JS - Non, non, non. Voilà. C’est arrivé, voilà, par accident, cette taularde dont j’ai parlé, cette taularde de Toulon, du fait que elle a tellement été prise au jeu, qu’elle a fini par faire un manuscrit, et qu’elle l’a proposé et qu’elle va être éditée, donc on s’est revu, dans les espèces de fêtes du livre régionales, en fait oui, on se revoit mais ce n’est pas fait exprès, par accident. Sinon, non, je préfère ne pas revoir, c’est pas la peine, ça n’apporterait plus rien.

Y a-t-il un suivi, une suite de l’atelier ?

JS - Y a le meilleur qui puisse y avoir. A savoir qu’ils ont aimé écrire, qu’ils ont découvert la richesse de ça et qu’ils vont chercher les livres. Quand je dis à quelqu’un c’est terriblement beckettien ce qu’il y a là-dedans, ben, il va lire Beckett, il savait pas qu’il pouvait le lire, il se marre, il croyait que c’était intello, que c’était pas pour lui puis il se retrouve c’est à dire qu’on sait qu’ils n’ont plus besoin de nous.

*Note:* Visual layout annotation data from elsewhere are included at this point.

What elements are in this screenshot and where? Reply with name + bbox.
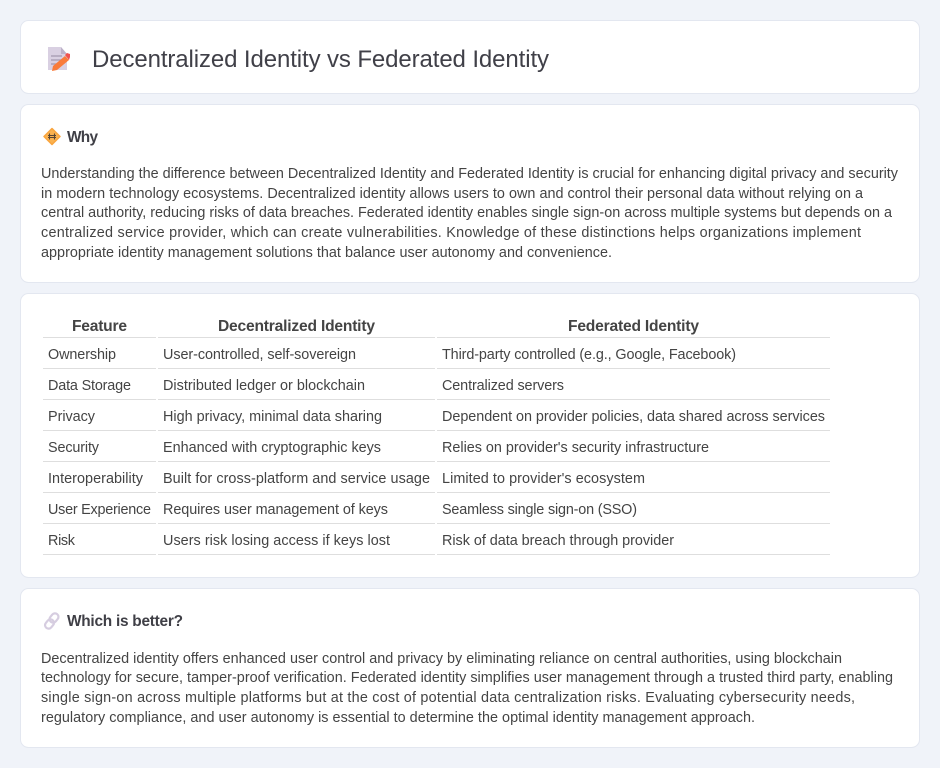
table header row bbox=[72, 318, 699, 335]
text block: which is better paragraph: regulatory compliance, and user autonomy is essential to determine the optimal identity management approach. bbox=[41, 710, 755, 726]
row: risk: Users risk losing access if keys lost bbox=[163, 533, 390, 549]
row: privacy: Dependent on provider policies, data shared across services bbox=[442, 409, 825, 425]
heading: which is better: Which is better? bbox=[67, 613, 183, 630]
table header row: Decentralized Identity bbox=[218, 318, 375, 335]
text block: which is better paragraph: single sign-on across multiple platforms but at the cost of potential data centralization risks. Evaluating cybersecurity needs, bbox=[41, 690, 855, 706]
text block: why paragraph: Understanding the difference between Decentralized Identity and Federated Identity is crucial for enhancing digital privacy and security bbox=[41, 166, 899, 182]
table header row: Federated Identity bbox=[568, 318, 699, 335]
text block: which is better paragraph bbox=[41, 651, 893, 726]
text block: which is better paragraph: technology for secure, tamper-proof verification. Federated identity simplifies user management through a trusted third party, enabling bbox=[41, 670, 893, 686]
row: risk: Risk bbox=[48, 533, 76, 549]
icon: document with pencil bbox=[48, 47, 70, 71]
text block: which is better paragraph: Decentralized identity offers enhanced user control and privacy by eliminating reliance on central authorities, using blockchain bbox=[41, 651, 842, 667]
heading: why: Why bbox=[67, 129, 98, 146]
text block: why paragraph bbox=[41, 166, 899, 261]
title: Decentralized Identity vs Federated Identity bbox=[92, 46, 549, 73]
row: security: Enhanced with cryptographic keys bbox=[163, 440, 381, 456]
row: privacy bbox=[48, 409, 825, 425]
text block: why paragraph: appropriate identity management solutions that balance user autonomy and convenience. bbox=[41, 245, 612, 261]
row: ownership: Third-party controlled (e.g., Google, Facebook) bbox=[442, 347, 736, 363]
row: security: Relies on provider's security infrastructure bbox=[442, 440, 709, 456]
row: data storage bbox=[48, 378, 564, 394]
row: security: Security bbox=[48, 440, 100, 456]
row: user experience: Requires user management of keys bbox=[163, 502, 388, 518]
icon: warning diamond bbox=[44, 128, 60, 144]
row: data storage: Distributed ledger or blockchain bbox=[163, 378, 365, 394]
row: data storage: Data Storage bbox=[48, 378, 131, 394]
row: risk bbox=[48, 533, 674, 549]
row: privacy: Privacy bbox=[48, 409, 96, 425]
table header row: Feature bbox=[72, 318, 127, 335]
text block: why paragraph: centralized service provider, which can create vulnerabilities. Knowledge of these distinctions helps organizations implement bbox=[41, 225, 861, 241]
row: interoperability: Limited to provider's ecosystem bbox=[442, 471, 645, 487]
row: interoperability: Interoperability bbox=[48, 471, 144, 487]
row: security bbox=[48, 440, 709, 456]
icon: chain link bbox=[44, 612, 60, 630]
row: user experience: Seamless single sign-on (SSO) bbox=[442, 502, 637, 518]
row: ownership bbox=[48, 347, 736, 363]
panel: which is better bbox=[20, 588, 920, 748]
row: ownership: User-controlled, self-sovereign bbox=[163, 347, 356, 363]
text block: why paragraph: in modern technology ecosystems. Decentralized identity allows users to own and control their personal data without relying on a bbox=[41, 186, 863, 202]
row: interoperability: Built for cross-platform and service usage bbox=[163, 471, 430, 487]
text block: why paragraph: central authority, reducing risks of data breaches. Federated identity enables single sign-on across multiple systems but depends on a bbox=[41, 205, 892, 221]
row: risk: Risk of data breach through provider bbox=[442, 533, 674, 549]
row: user experience: User Experience bbox=[48, 502, 151, 518]
row: privacy: High privacy, minimal data sharing bbox=[163, 409, 382, 425]
row: interoperability bbox=[48, 471, 645, 487]
panel: why bbox=[20, 104, 920, 282]
panel: comparison table bbox=[20, 294, 920, 578]
row: user experience bbox=[48, 502, 637, 518]
panel: header bbox=[20, 20, 920, 94]
row: ownership: Ownership bbox=[48, 347, 116, 363]
row: data storage: Centralized servers bbox=[442, 378, 564, 394]
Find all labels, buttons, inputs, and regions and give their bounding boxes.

Certains ont-ils une pratique de l’écriture en dehors de l’atelier ? Et avant et après ?

JS - Ben, je pense pas, non. Enfin, pas en ce qui concerne les expériences que j’en ai, à part (??) celui qui se croit déjà avoir un certain talent, un talent incompris, quoi, évidemment, évidemment, on a à faire qu’à des incompris dans ces cas là, et bien c’est moins intéressant mais ça arrive assez peu, heureusement.

Si oui vous y intéressez-vous ?

JS - Ben, c’est pas intéressant. Oui, j’ai essayé de m’y intéresser parfois à ces espèces d’artistes incompris qui écrivaient dans les... non, je crois pouvoir dire que ça n’a aucun intérêt.

Pour vous, qu’est-ce qui se passe dans l’atelier qui est spécifique à celui-ci ?

JS - Et bien, ... euh de cette personnalité faite, cette pseudo personnalité qu’on s’est retrouvé à être par les autres, et puis par soi aussi, ce qu’on a cru être jusque là, l’écriture nous fait pas de cadeau, l’écriture nous montre une autre facette de soi, l’écriture nous emmène à douter de cette chose qu’on croyait être soi et nous montre une autre chose qui est douloureuse mais qui est beaucoup plus belle et plus riche. Ce qui est spécifique à un atelier d’écriture c’est qu’on se remet complètement eu jeu et en plus qu’on s’aperçoit que plus on en dit de soi plus on fait résonner, plus on fait entendre des choses de soi, plus on est apprécié par les autres, et accepté et aimé. Les gens sont beaucoup plus beaux en fin d’atelier qu’en début et ils ont beaucoup plus d’audace. C’est à dire, ça commence par ça, quand, on fait le constat qu’on ne parle pas, qu’on ne pense pas pareil que la façon officielle. Au début y a une espèce de honte par rapport à ça, mais après, d’abord on en devient terriblement conscient de cette différence, et après on la revendique, on l’assume dans un premier temps, et après carrément on la revendique, moi, voilà comment je parle, voilà ce que ça charrie, voilà ce que je pense, c’est... Voilà ce qui est terriblement spécifique aux ateliers qui s’est passé à tous les coups, y a un moment où il se passe ça... aussi au début on commence à écrire pour un but, on écrit pour dire que la justice est injuste, bon, on commence par le dire. Encore une fois je leur dis, amenez moi à le penser, ne dites pas comme ça la justice est injuste ça ne sert à rien, emmenez moi à le penser... y a ça, bon, mais y a un but et au fur et à mesure qu’on avance on fabrique ensemble de l’intelligence, de la solidarité, de la discussion et même si le but qu’on voulait atteindre n’est pas atteint, par exemple si on voulait plus de respect de la part des matons, y a pas beaucoup de chance qu’on obtienne ça, n’empêche qu’on a fabriqué ensemble en tendant ver ce but, de la solidarité, de l’intelligence, quelque chose qui ressemble à de l ’amour entre nous et ça, ça personne ne pourra nous l’enlever. On a créé un champ de réflexion et ça c’est un territoire sur lequel personne ne peut rien, ça c’est gagné une fois pour toute. Voilà ce qui est spécifique entre autre.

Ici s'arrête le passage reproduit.